Following several unsuccessful jobs, Gadget is hired as a parking valet. Claw infiltrates a fundraiser hosted by Wilson and activates a bowling pin containing laughing gas to distract the guests as he steals a 50,000-karat ruby on loan from the Rajah of India, before trapping G2, who is immune to the gas, with a magnet. Afterwards, Claw and his minions escape, but Gadget fails to recognize them, especially due to Claw's new attire that features a wide-brimmed hat concealing his face. Wilson, recovering from the ordeal, orders Quimby to deactivate G2 and terminate the Gadget program for good in order to distract the public from the police's incompetence in stopping Claw.

Meanwhile, Penny and Brain's investigation leads them to find and infiltrate Claw's hideout at the abandoned Bowl-Rite factory outside the city, but Penny is captured by Claw and his minions. Gadget ventures to Baxter's laboratory to reactivate G2, who realizes that Gadget truly cares for her.

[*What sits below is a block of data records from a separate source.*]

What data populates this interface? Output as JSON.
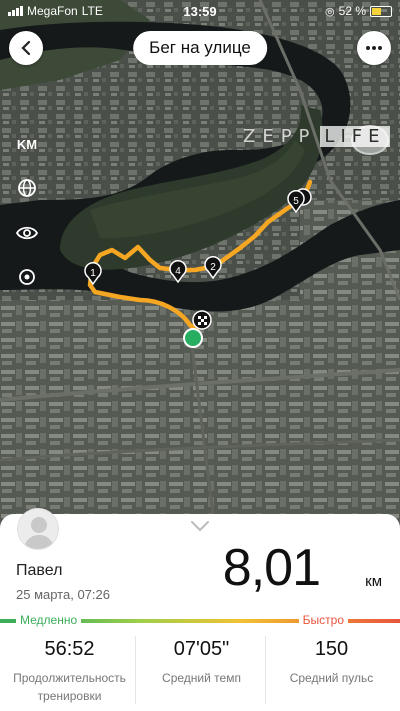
{
  "status_bar": {
    "carrier": "MegaFon",
    "network": "LTE",
    "time": "13:59",
    "battery_percent": "52 %",
    "battery_level": 0.52
  },
  "header": {
    "title": "Бег на улице",
    "back_icon": "chevron-left-icon",
    "more_icon": "more-dots-icon"
  },
  "watermark": {
    "brand": "ZEPP",
    "brand_boxed": "LIFE"
  },
  "map_tools": {
    "units_label": "KM",
    "tools": [
      "globe-icon",
      "eye-icon",
      "locate-icon"
    ]
  },
  "route": {
    "color": "#f5a623",
    "kilometer_markers": [
      "1",
      "2",
      "4",
      "5"
    ],
    "start_color": "#27ae60",
    "finish_icon": "checkered-flag-icon"
  },
  "summary": {
    "name": "Павел",
    "date": "25 марта, 07:26",
    "distance": "8,01",
    "distance_unit": "км",
    "speed_slow": "Медленно",
    "speed_fast": "Быстро",
    "slow_color": "#3cae5a",
    "fast_color": "#e8553e"
  },
  "stats": [
    {
      "value": "56:52",
      "label": "Продолжительность тренировки"
    },
    {
      "value": "07'05\"",
      "label": "Средний темп"
    },
    {
      "value": "150",
      "label": "Средний пульс"
    }
  ]
}
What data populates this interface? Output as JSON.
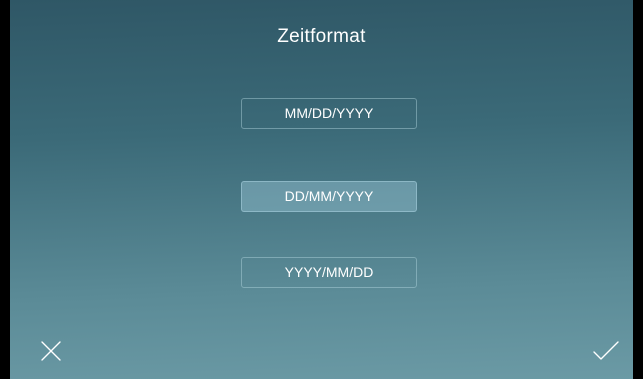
{
  "screen": {
    "title": "Zeitformat"
  },
  "options": [
    {
      "label": "MM/DD/YYYY",
      "selected": false
    },
    {
      "label": "DD/MM/YYYY",
      "selected": true
    },
    {
      "label": "YYYY/MM/DD",
      "selected": false
    }
  ],
  "actions": {
    "cancel_icon": "close-icon",
    "confirm_icon": "checkmark-icon"
  },
  "colors": {
    "gradient_top": "#2f5766",
    "gradient_bottom": "#6b9aa5",
    "text": "#ffffff",
    "selected_fill": "#96c3d2"
  }
}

Brain, having escaped Claw's men, tells them through Baxter's bark-translating device that Claw has kidnapped Penny and has used the three stolen supplies (ionic fuel cells, a protoid laser, and a ruby) to build a super-weapon. Upon realizing that Claw is based in the Bowl-Rite factory, Gadget finally connects the evidence Penny previously presented to him, and G2 agrees to help him save her and foil Claw's scheme.

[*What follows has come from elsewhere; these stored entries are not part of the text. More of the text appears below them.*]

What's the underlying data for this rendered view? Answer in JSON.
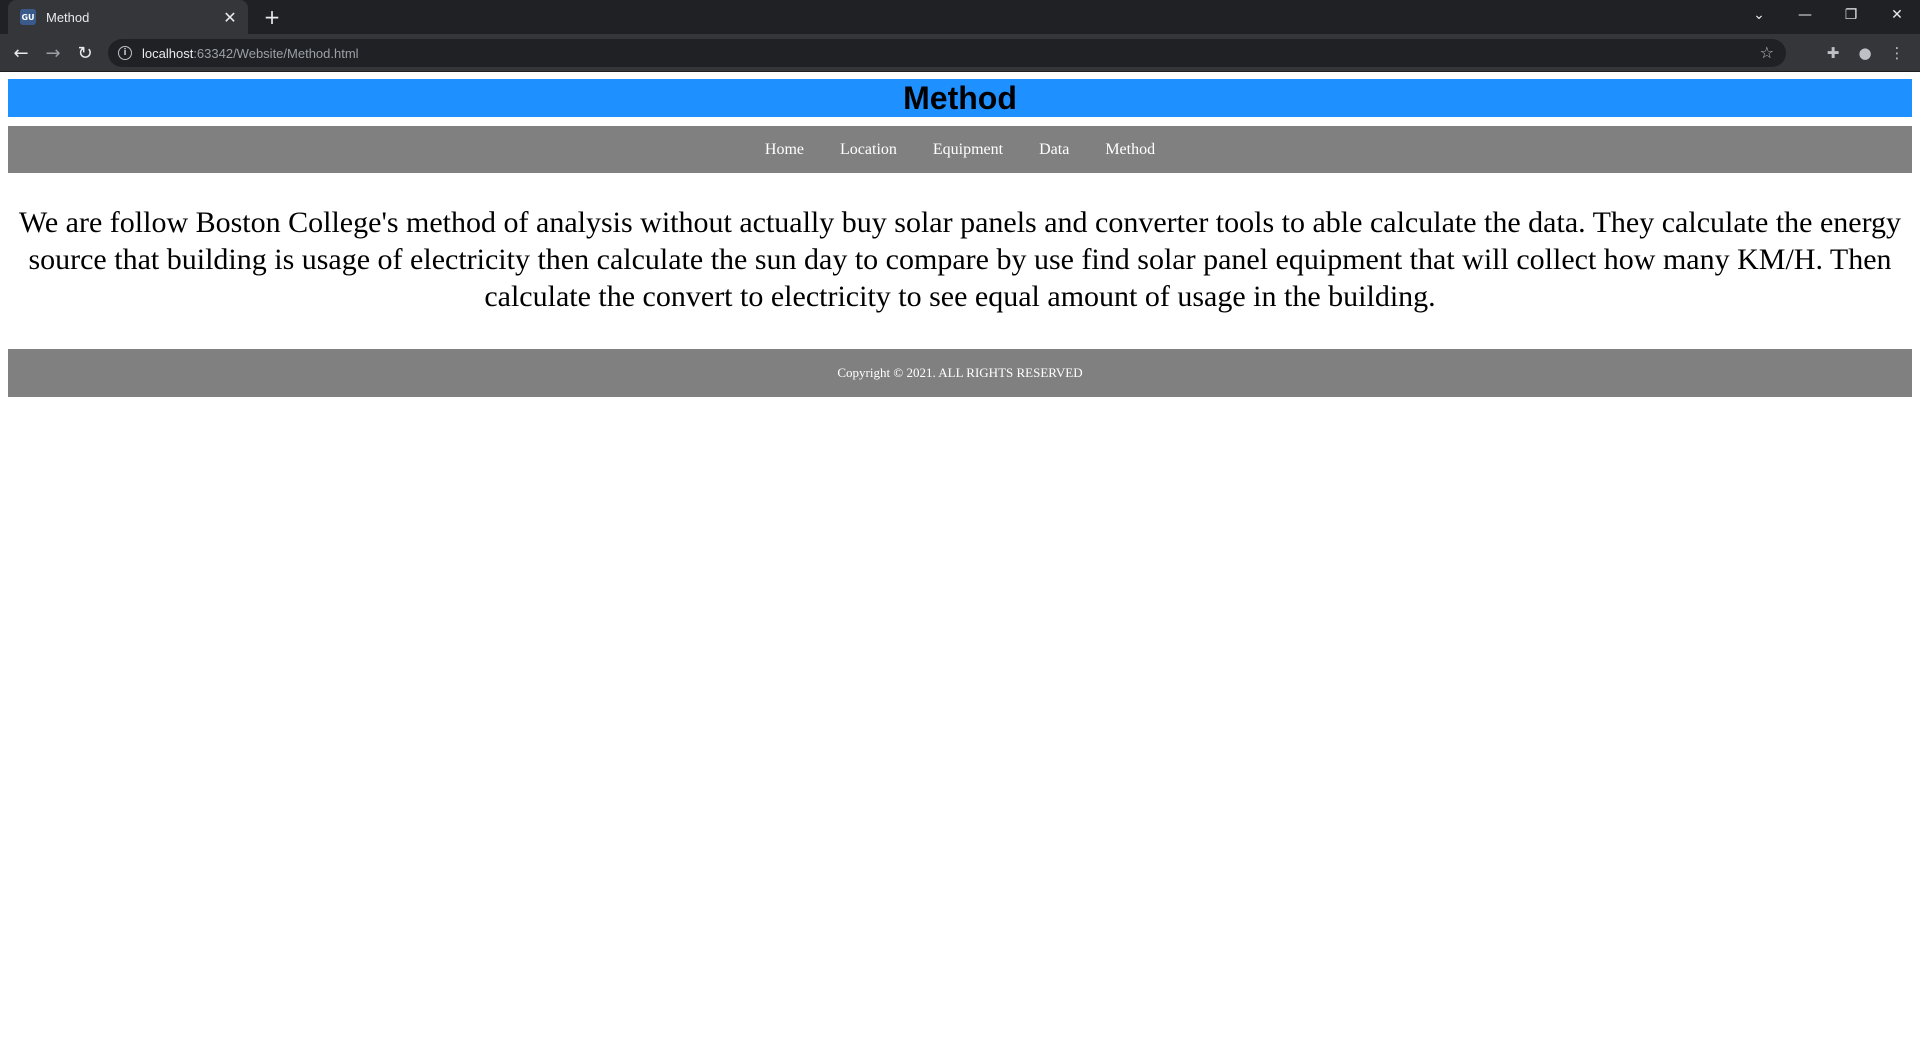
{
  "browser": {
    "tab_title": "Method",
    "tab_favicon_text": "GU",
    "url_host": "localhost",
    "url_rest": ":63342/Website/Method.html"
  },
  "site": {
    "header_title": "Method",
    "nav": [
      "Home",
      "Location",
      "Equipment",
      "Data",
      "Method"
    ],
    "body_text": "We are follow Boston College's method of analysis without actually buy solar panels and converter tools to able calculate the data. They calculate the energy source that building is usage of electricity then calculate the sun day to compare by use find solar panel equipment that will collect how many KM/H. Then calculate the convert to electricity to see equal amount of usage in the building.",
    "footer_text": "Copyright © 2021. ALL RIGHTS RESERVED"
  },
  "colors": {
    "header_bg": "#1e90ff",
    "nav_bg": "#808080",
    "footer_bg": "#808080"
  }
}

The next day, Claw activates his machine, a laser that freezes time, albeit only in Riverton, allowing Claw and his henchmen to easily rob the Federal Reserve, while planning to upgrade and use the laser on the entire world so that he can rob other valuables. The Gadgets manage to avoid the weapon's blast and confront the group there. Claw orders his recruits to attack the pair so that he, Brick, and McKibble can escape, but the pair decides to switch chips so that Gadget can function perfectly; despite the glitches, G2 successfully captures Claw's hired goons. Gadget pursues Claw, who drops Penny off the truck in a go-kart loaded with explosives. After he rescues her, both reunite with G2 and the Gadgetmobile. At a bridge, Gadget stops Claw's truck with a puddle of bubble gum. Brick and McKibble attempt to escape, but they get stuck in the puddle and are forced to surrender. Claw escapes in a rocket-like pod, vowing that he'll get Gadget "next time", and Penny and the Gadgets reverse the effects of the laser and unfreeze Riverton.

Wilson and Quimby congratulate the Gadgets for their heroic efforts, with Gadget, having been happily reinstated by Quimby, also giving credit to Penny, admitting that he is proud to have her as a partner, and awarding her a Junior Inspector Medal for her meritorious conduct. As Gadget and G2 share a kiss outside the city hall, fireworks emerge from Gadget's hat. A firecracker lands right near Quimby and Wilson and explodes shortly afterwards, causing both of them to angrily yell out to Gadget.

==Production==
Principal photography began in November 2001; the film was shot entirely in and around Brisbane, Australia. Filming locations included the Queensland University of Technology Gardens Point Campus, Queensland Parliament House, University of Queensland St. Lucia Campus, South Bank Parklands Beach, Toowong Village, Anglican Church Grammar School, a factory in Holt Street Pinkenba and the William Jolly Bridge.

==Release==
Inspector Gadget 2 was released on DVD and VHS on March 11, 2003, almost four years after its predecessor was released.

==Reception==
Inspector Gadget 2 received mixed reviews, although more favorable than its predecessor. Rotten Tomatoes reported that of critics have given the film a positive review based on reviews, with an average rating of .

Joe Leydon of Variety gave the film a negative review. Radio Times gave the film a two out of five stars. Common Sense Media gave the film a three out of five stars, writing that the film has cartoonish violence.